First published on the Riley and James Website
by Shawn Finch, DVM
A Follow-up Note for the Guy Shopping at Menard’s with the Beautiful Doberman Waiting for Him in the Bed of his Truck
Dear Guy Shopping at Menard’s,
I just wanted to check back with you after the note I left on your windshield the other day. It was 80 degrees and you left your dog unsecured in the bed of your truck. Granted, if you had left him in the cab, I would have been more irate, and left you a more strongly worded note and called the police.
Though I was disappointed you left him out in the sun, able to jump into a dangerous parking lot, mostly I was upset that it looked as if he rides in the bed also. Please don’t take this newsletter personally; I am sending it out to everyone I know who loves dogs. Do not take the first note personally either, as I leave a lot of those.
For all I know, you may let your Doberman ride in the air-conditioned cab with you. You may really have only run in for a second (though everyone who leaves a kid or pet out in a parking lot seems to say that). If I misinterpreted the situation, I apologize.
However, on the chance my intuition was correct, and your dog does ride in the bed, I will tell you that I have never heard a story of a dog riding in the back of a pickup that ends well.
Granted, I do not spend as much time talking with people who drive carefully around their farms with experienced herding dogs as I do with clients who run in sobbing with pets broken by the interstate. I also don’t talk as much to the owners who let their dogs ride in the bed and have nothing happen. (How boring of a story would that be?) But I see enough dogs who have jumped or lost their balance to know that it is just not safe to transport them unsecured in the back of a truck. And in many cities, including Omaha, it is illegal.
Here are some real cases… a Chihuahua (a Chihuahua!) who jumped out of a pickup bed on the interstate and broke her femur… a lab who jumped out of a truck and received multiple cuts and bruises… .Here is the worst one… a pointer who was chained in the bed of a pickup, jumped out, landed on his knees and trashed them before the owner realized he had jumped and was able to stop.
I also read a newspaper article about two dogs who jumped into each other’s truck beds as one truck was exiting the interstate. Neither driver noticed at the time. That one may or may not be true, but I have always liked that story. That’ll teach them! And if it is true, no dogs were harmed in the execution of that stunt.
The point is, dogs jump out of vehicles. They don’t know how fast they are moving. They don’t know the stories of fellow dogs who have been hurt so badly.
I know this does not pertain to you personally, dear Menard’s shopper, but I will digress a bit and tell you about the other situation in which I leave notes on windshields-when pets are left in cars on hot days. By “hot,” I mean if you would be uncomfortable in the car with the air off, your pet would be too. People try to pin me on temperatures and minutes, and instead of trying to do the mathematics in my head and give them a foolproof answer, as I used to try to do, I go right to the Golden Rule. If you would not be comfortable, neither would they. And if you have the good sense to leave the car before you die of heat stroke, so do they. But you have thumbs. Dogs do not.
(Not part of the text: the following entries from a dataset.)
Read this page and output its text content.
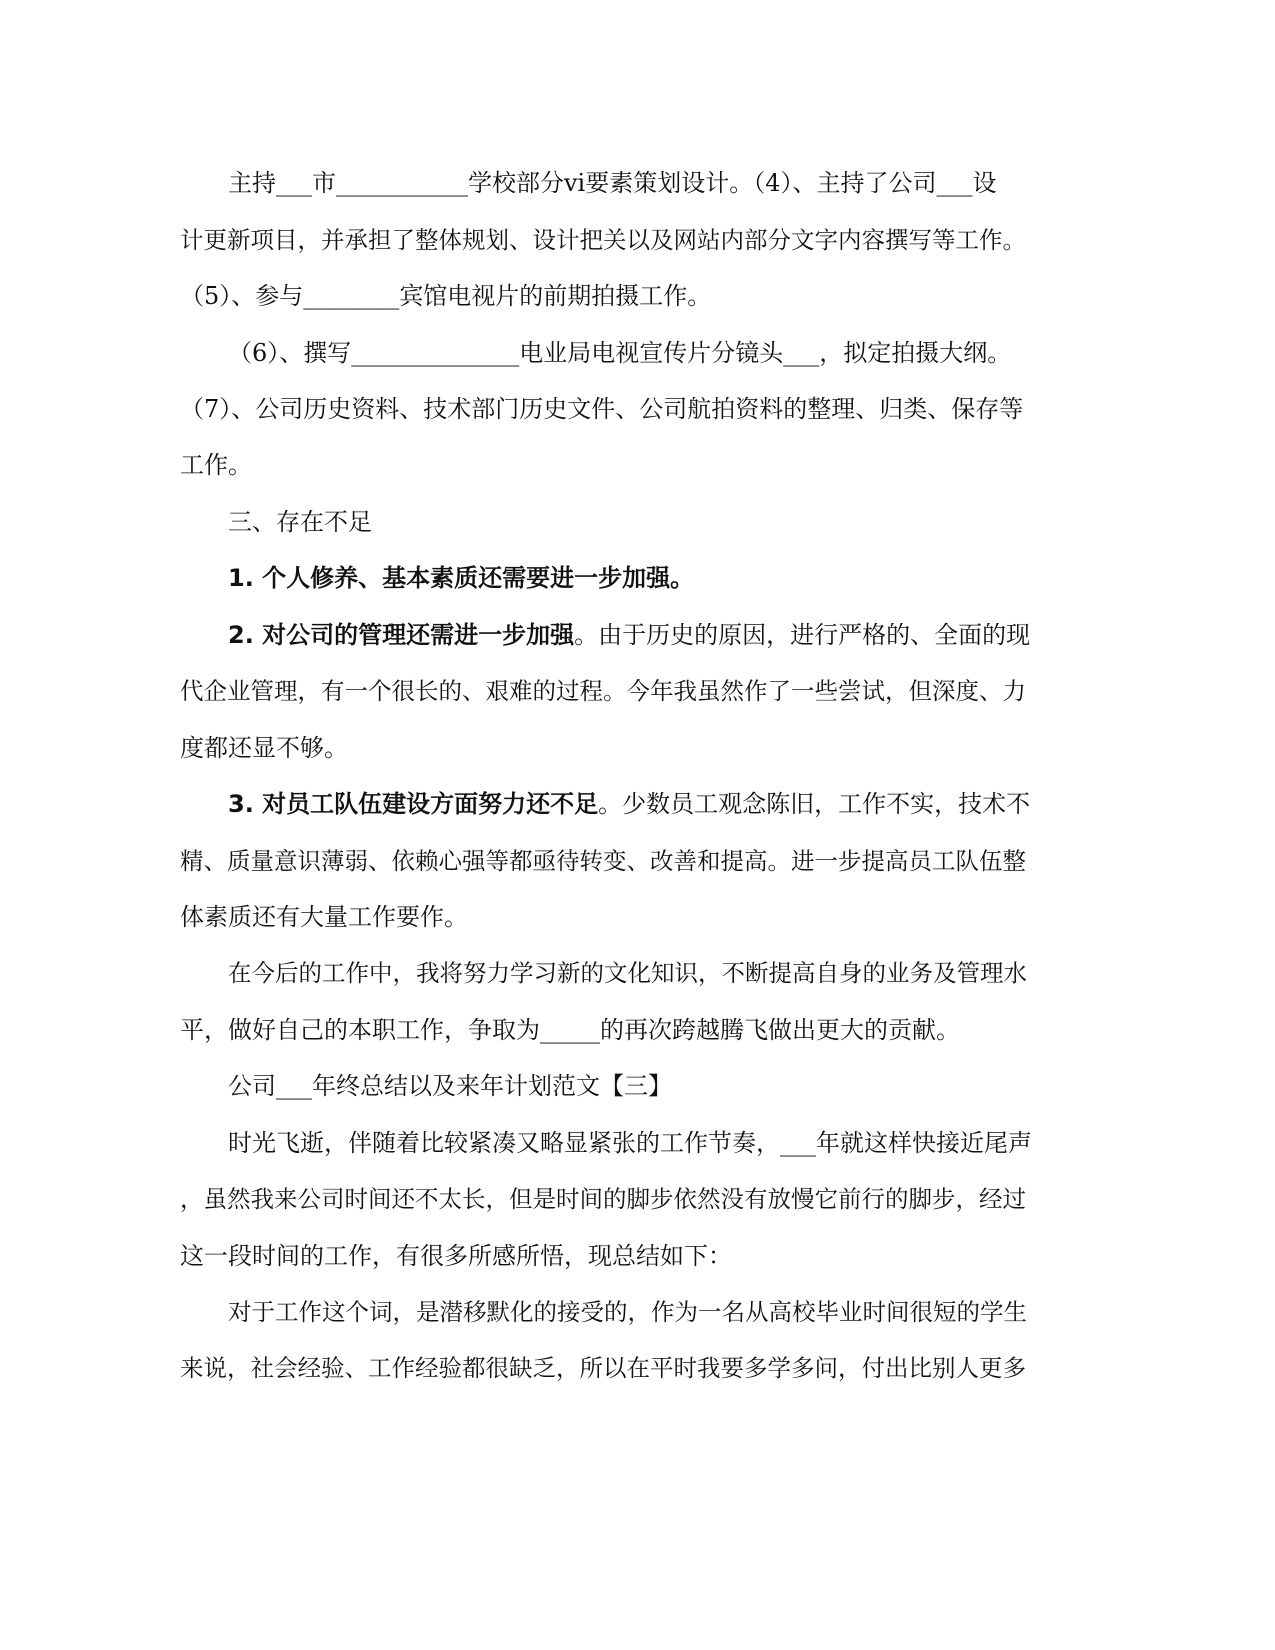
主持___市___________学校部分vi要素策划设计。（4）、主持了公司___设
计更新项目，并承担了整体规划、设计把关以及网站内部分文字内容撰写等工作。
（5）、参与________宾馆电视片的前期拍摄工作。
（6）、撰写______________电业局电视宣传片分镜头___，拟定拍摄大纲。
（7）、公司历史资料、技术部门历史文件、公司航拍资料的整理、归类、保存等
工作。
三、存在不足
1. 个人修养、基本素质还需要进一步加强。
2. 对公司的管理还需进一步加强。由于历史的原因，进行严格的、全面的现
代企业管理，有一个很长的、艰难的过程。今年我虽然作了一些尝试，但深度、力
度都还显不够。
3. 对员工队伍建设方面努力还不足。少数员工观念陈旧，工作不实，技术不
精、质量意识薄弱、依赖心强等都亟待转变、改善和提高。进一步提高员工队伍整
体素质还有大量工作要作。
在今后的工作中，我将努力学习新的文化知识，不断提高自身的业务及管理水
平，做好自己的本职工作，争取为_____的再次跨越腾飞做出更大的贡献。
公司___年终总结以及来年计划范文【三】
时光飞逝，伴随着比较紧凑又略显紧张的工作节奏，___年就这样快接近尾声
，虽然我来公司时间还不太长，但是时间的脚步依然没有放慢它前行的脚步，经过
这一段时间的工作，有很多所感所悟，现总结如下：
对于工作这个词，是潜移默化的接受的，作为一名从高校毕业时间很短的学生
来说，社会经验、工作经验都很缺乏，所以在平时我要多学多问，付出比别人更多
So when I see a dog in a hot car, with the good sense to get out of a dangerous situation, but not the means to do it, I leave a note and call the police. And they do come. I would rather seem to be a neurotic, overprotective veterinarian and have a pet owner embarrassed by a visit from the police than have the pet owner come out to a dead dog.
And sadly, I have seen those cases too. In heat stroke cases, if I see pets before they actually die, I can only save them about half of the time. So I am thankful you did not make your dog wait for you in the cab.
As you now know, with this second note from a complete stranger, I am not in the business of minding my own business; I am in the business of helping pets. If you now are too, after my… um… inspiring first note, I really think we can change the world by looking out for pets who need us, and writing notes and follow-up notes (or newsletters even) as needed, until there are no more notes to write, because everyone is treating their pets how they would like to be treated.
Again, I apologize, fellow dog lover, if I misread the situation, but now you can see where I was coming from, and appreciate that my love for your dog, as a representative of all dogs, overrode any manners or tact I otherwise would have had. I hope that instead of being offended, you will see my point of view, and join me and other dog lovers in our world-saving note-writing campaign.